A Pentagon review of an Aug. 29 drone strike in Kabul that killed 10 Afghan civilians, including children, found no violation of the laws of war but did find “execution errors,” the Air Force inspector general said Wednesday.

Lt. Gen. Sami Said told reporters that communication breakdowns and issues with how U.S. officials identified and confirmed the target of the bombing “regrettably led to civilian casualties.”

Said’s investigation concluded that the errant strike was not caused by misconduct or negligence and it doesn’t recommend disciplinary action, but the report is now with commanders who could decide on what accountability, if any, there would be.

The mistaken strike came as U.S. forces scrambled to leave the country in the final days of its mission after the Taliban’s swift takeover. It also took place three days after an ISIS-K suicide bomber killed 13 American troops and dozens of Afghans outside Hamid Karzai International Airport.

“You have to put yourself into the conditions that existed at the time,” Said said. “So you can imagine the stress on the force is high and the risk to force is high, and not appreciating [the incident] through that lens, I think would be inappropriate.”

The Defense Department — which initially defended the targeting as a “righteous strike” — carried out the bombing after commanders errantly thought the driver of a white Toyota Corolla was an ISIS-K operative with explosives.
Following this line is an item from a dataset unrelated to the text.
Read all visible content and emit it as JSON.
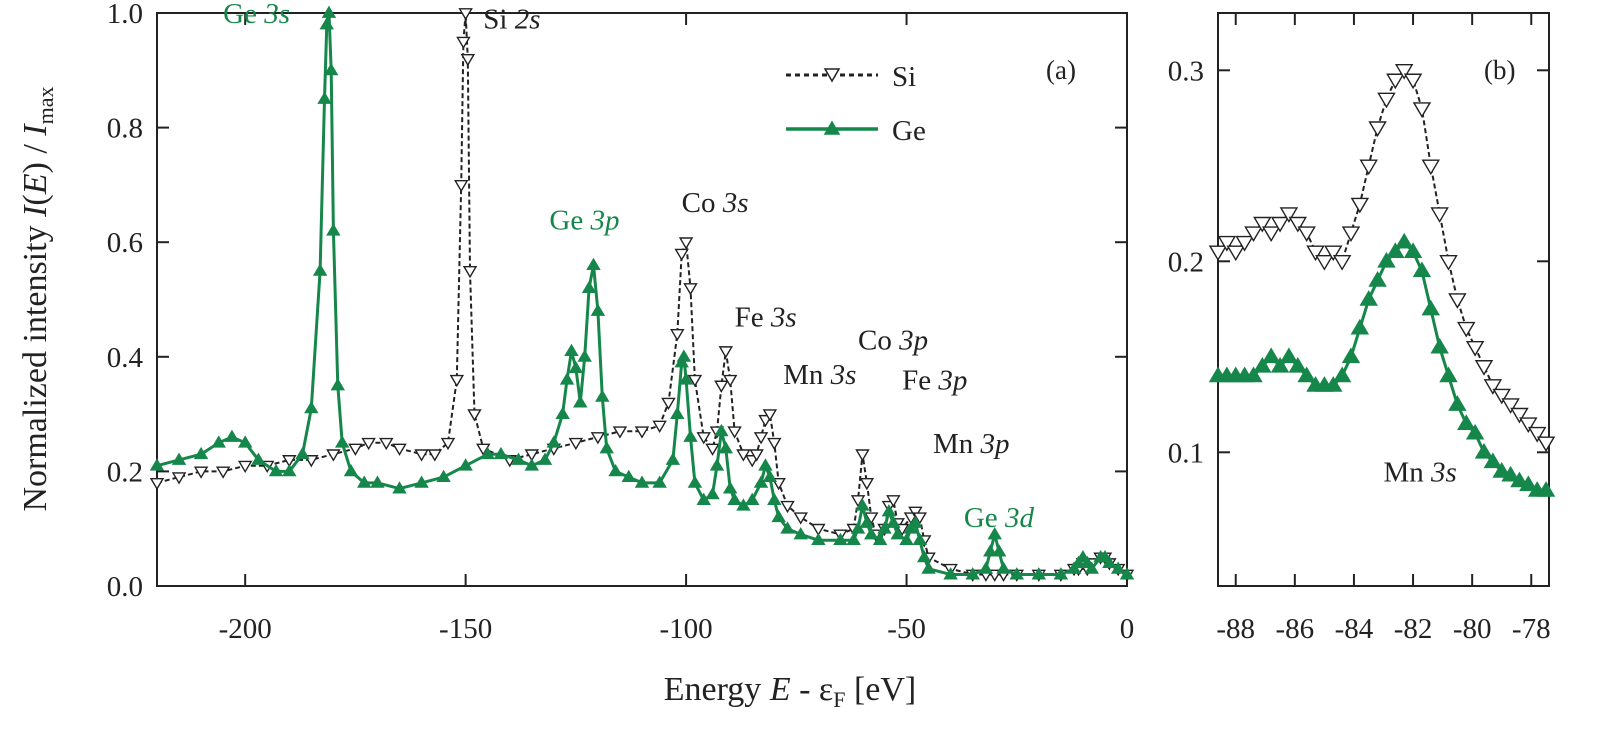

Directly after the strike, however, reports emerged that multiple civilians —  including seven children — were mistakenly targeted, and less than a month later the Pentagon concluded it made a “tragic mistake.”

Said — who was tasked with overseeing the investigation ordered by Defense Secretary Lloyd Austin — said commanders and analysts misread the drone surveillance of the driver, 37-year-old Zemerai Ahmadi, who was actually a longtime aid worker for a U.S.-based group.

Officials “truly believed at the time that they were targeting an imminent threat to U.S. forces [at the airport]. The white Corolla, its contents and occupants were genuinely assessed at the time to be a threat to U.S. forces,” he said.

Analysts time and time again mistook visual evidence and intelligence prior to the strike as indication they were tracking the correct target, which they believed to be Ahmadi and the Corolla.

The assessment further tilted toward a strike after officials saw Ahmadi with a computer bag, similar to one used to carry explosives in the Kabul airport attack, Said said.

“It starts to build on itself in multiple, different settings throughout the eight-hour window, to the point that it became ‘that is the target and we’ve met the threshold to strike,’” he said.

“When you’re consciously or subconsciously start to perceive something and you go ‘that is a suspicious person,’ every activity they take thereafter you start seeing it through that lens,” he later added.

U.S. officials also initially said no women or children were assessed to be at risk prior to the attack, but another look at drone surveillance footage found that a child could be seen near the car two minutes before the missile was launched, Said said.

“The first time we had confirmation of kids was at the two-minute time frame before the trigger pull,” he said, stressing that he had witnessed the video himself and that the presence of a child was “100 percent not obvious” even to an image analyst.

The Air Force IG report, which is classified, also made several recommendations to prevent future errors.

Among them is installing a person with a strike team who can play devil’s advocate and question any conclusions made ahead of a decision, as well as improved procedures to ensure innocent civilians such as children are not present before launching a strike.